It was a typical Irish winter’s evening, the sky threatening and forgetting to rain, the air damp and filled with the scent of the earth, near things indistinct in the gathering twilight, and far things seeming near.
From where Mr Fanshawe stood, with his pipe in his mouth and his gun under his arm, you might have started with a brave heart to walk to the hills of Cloyne. Ten miles distant, or at most twelve, they seemed, those hills that lay thirty Irish miles away.
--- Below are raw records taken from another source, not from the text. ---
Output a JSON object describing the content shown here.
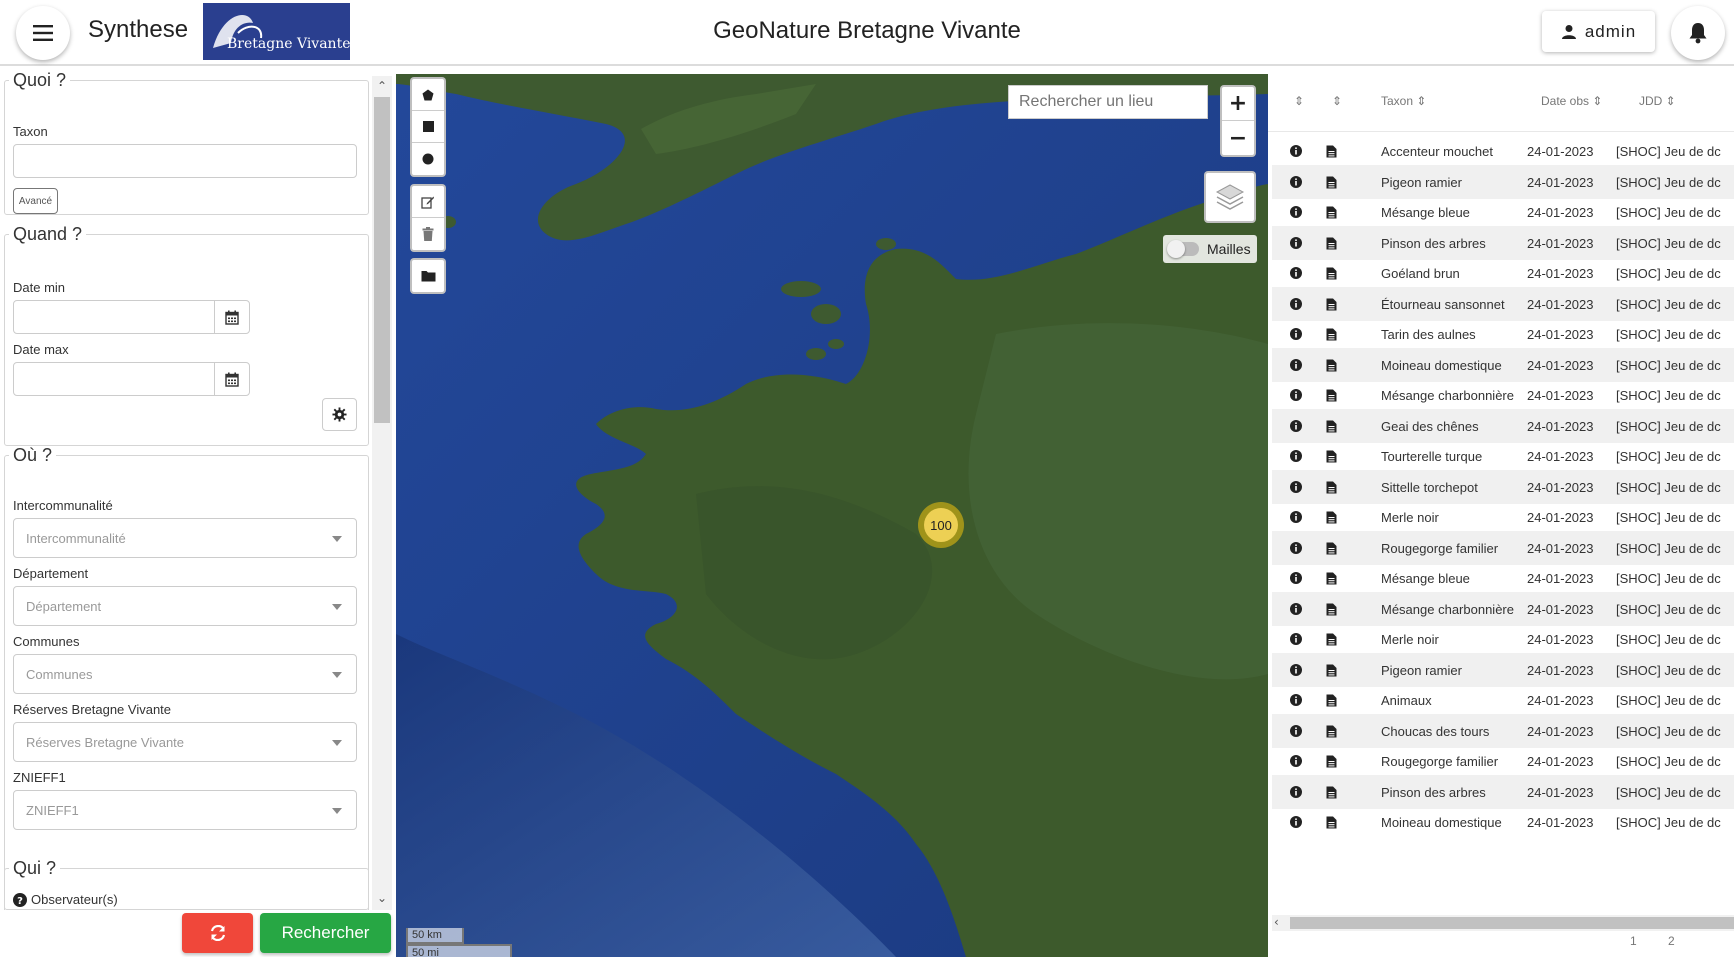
{
  "header": {
    "module_title": "Synthese",
    "logo_text": "Bretagne Vivante",
    "app_title": "GeoNature Bretagne Vivante",
    "user_label": "admin"
  },
  "filters": {
    "quoi": {
      "legend": "Quoi ?",
      "taxon_label": "Taxon",
      "taxon_value": "",
      "advanced_label": "Avancé"
    },
    "quand": {
      "legend": "Quand ?",
      "date_min_label": "Date min",
      "date_min_value": "",
      "date_max_label": "Date max",
      "date_max_value": ""
    },
    "ou": {
      "legend": "Où ?",
      "intercommunalite_label": "Intercommunalité",
      "intercommunalite_placeholder": "Intercommunalité",
      "departement_label": "Département",
      "departement_placeholder": "Département",
      "communes_label": "Communes",
      "communes_placeholder": "Communes",
      "reserves_label": "Réserves Bretagne Vivante",
      "reserves_placeholder": "Réserves Bretagne Vivante",
      "znieff_label": "ZNIEFF1",
      "znieff_placeholder": "ZNIEFF1"
    },
    "qui": {
      "legend": "Qui ?",
      "observateurs_label": "Observateur(s)"
    },
    "search_button": "Rechercher"
  },
  "map": {
    "place_search_placeholder": "Rechercher un lieu",
    "zoom_in": "+",
    "zoom_out": "−",
    "mailles_label": "Mailles",
    "cluster_count": "100",
    "scale_km": "50 km",
    "scale_mi": "50 mi"
  },
  "table": {
    "columns": [
      "Taxon",
      "Date obs",
      "JDD"
    ],
    "rows": [
      {
        "taxon": "Accenteur mouchet",
        "date": "24-01-2023",
        "jdd": "[SHOC] Jeu de dc"
      },
      {
        "taxon": "Pigeon ramier",
        "date": "24-01-2023",
        "jdd": "[SHOC] Jeu de dc"
      },
      {
        "taxon": "Mésange bleue",
        "date": "24-01-2023",
        "jdd": "[SHOC] Jeu de dc"
      },
      {
        "taxon": "Pinson des arbres",
        "date": "24-01-2023",
        "jdd": "[SHOC] Jeu de dc"
      },
      {
        "taxon": "Goéland brun",
        "date": "24-01-2023",
        "jdd": "[SHOC] Jeu de dc"
      },
      {
        "taxon": "Étourneau sansonnet",
        "date": "24-01-2023",
        "jdd": "[SHOC] Jeu de dc"
      },
      {
        "taxon": "Tarin des aulnes",
        "date": "24-01-2023",
        "jdd": "[SHOC] Jeu de dc"
      },
      {
        "taxon": "Moineau domestique",
        "date": "24-01-2023",
        "jdd": "[SHOC] Jeu de dc"
      },
      {
        "taxon": "Mésange charbonnière",
        "date": "24-01-2023",
        "jdd": "[SHOC] Jeu de dc"
      },
      {
        "taxon": "Geai des chênes",
        "date": "24-01-2023",
        "jdd": "[SHOC] Jeu de dc"
      },
      {
        "taxon": "Tourterelle turque",
        "date": "24-01-2023",
        "jdd": "[SHOC] Jeu de dc"
      },
      {
        "taxon": "Sittelle torchepot",
        "date": "24-01-2023",
        "jdd": "[SHOC] Jeu de dc"
      },
      {
        "taxon": "Merle noir",
        "date": "24-01-2023",
        "jdd": "[SHOC] Jeu de dc"
      },
      {
        "taxon": "Rougegorge familier",
        "date": "24-01-2023",
        "jdd": "[SHOC] Jeu de dc"
      },
      {
        "taxon": "Mésange bleue",
        "date": "24-01-2023",
        "jdd": "[SHOC] Jeu de dc"
      },
      {
        "taxon": "Mésange charbonnière",
        "date": "24-01-2023",
        "jdd": "[SHOC] Jeu de dc"
      },
      {
        "taxon": "Merle noir",
        "date": "24-01-2023",
        "jdd": "[SHOC] Jeu de dc"
      },
      {
        "taxon": "Pigeon ramier",
        "date": "24-01-2023",
        "jdd": "[SHOC] Jeu de dc"
      },
      {
        "taxon": "Animaux",
        "date": "24-01-2023",
        "jdd": "[SHOC] Jeu de dc"
      },
      {
        "taxon": "Choucas des tours",
        "date": "24-01-2023",
        "jdd": "[SHOC] Jeu de dc"
      },
      {
        "taxon": "Rougegorge familier",
        "date": "24-01-2023",
        "jdd": "[SHOC] Jeu de dc"
      },
      {
        "taxon": "Pinson des arbres",
        "date": "24-01-2023",
        "jdd": "[SHOC] Jeu de dc"
      },
      {
        "taxon": "Moineau domestique",
        "date": "24-01-2023",
        "jdd": "[SHOC] Jeu de dc"
      }
    ],
    "pagination": [
      "1",
      "2"
    ]
  },
  "colors": {
    "search_button": "#27a744",
    "reset_button": "#f0473a",
    "logo_bg": "#2a3f8f",
    "cluster": "#f1d357",
    "sea": "#1f3f87",
    "land": "#3d5a2c"
  },
  "icons": [
    "menu-icon",
    "user-icon",
    "bell-icon",
    "calendar-icon",
    "gear-icon",
    "refresh-icon",
    "polygon-icon",
    "square-icon",
    "circle-icon",
    "edit-icon",
    "trash-icon",
    "folder-icon",
    "layers-icon",
    "info-icon",
    "file-icon",
    "sort-icon",
    "question-icon"
  ]
}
Fanshawe was staying for the hunting with Mr Trench of Dunboyne House. He had come out to-day to have a shot at the snipe, and he had not done badly, to judge by the weight of the bag Micky Finn, the old keeper, was carrying.
“Well,” said the young man, refilling and lighting his pipe, “we’d better be getting back. How far are we from the house, Micky?”
“A matter of five mile be the boggs, sir, an’ siven be the road; which way would your ’arner be chusin’ to take?”
“The road,” said Mr Fanshawe, and, followed by Micky and the dogs, he struck towards the high-road from Dunbeg which goes across the moors white and straight like a chalk-line drawn by a giant.
“You were afther askin’ me, sir, what time the letters came from Dunbeg,” said Micky, as they stepped on to the highway. “Here’s Larry and the letters now, comin’ as hard as he can pelt two hours late, the blackguyard! He’s been stoppin’ to drink at Billy Sheehan’s, or colloguing wid the girls; musha, but it’s little he cares who waits for their letters whin the bottle’s before him.”
Mr Fanshawe shaded his eyes, and with a constriction of the heart watched the horseman and the horse coming at a furious pace and developing with magical speed against the sunset. The sound of the hoofs, like the sound of castanets in the hands of a madman, came on the breeze.
The horseman, a ragged individual with a leer on his face, no boots on his feet, and a post-bag slung on his back, reined in when he came level with the keeper and the gentleman, bringing his horse literally on its haunches.
“Any letters for Mr Fanshawe, Larry?” asked the keeper.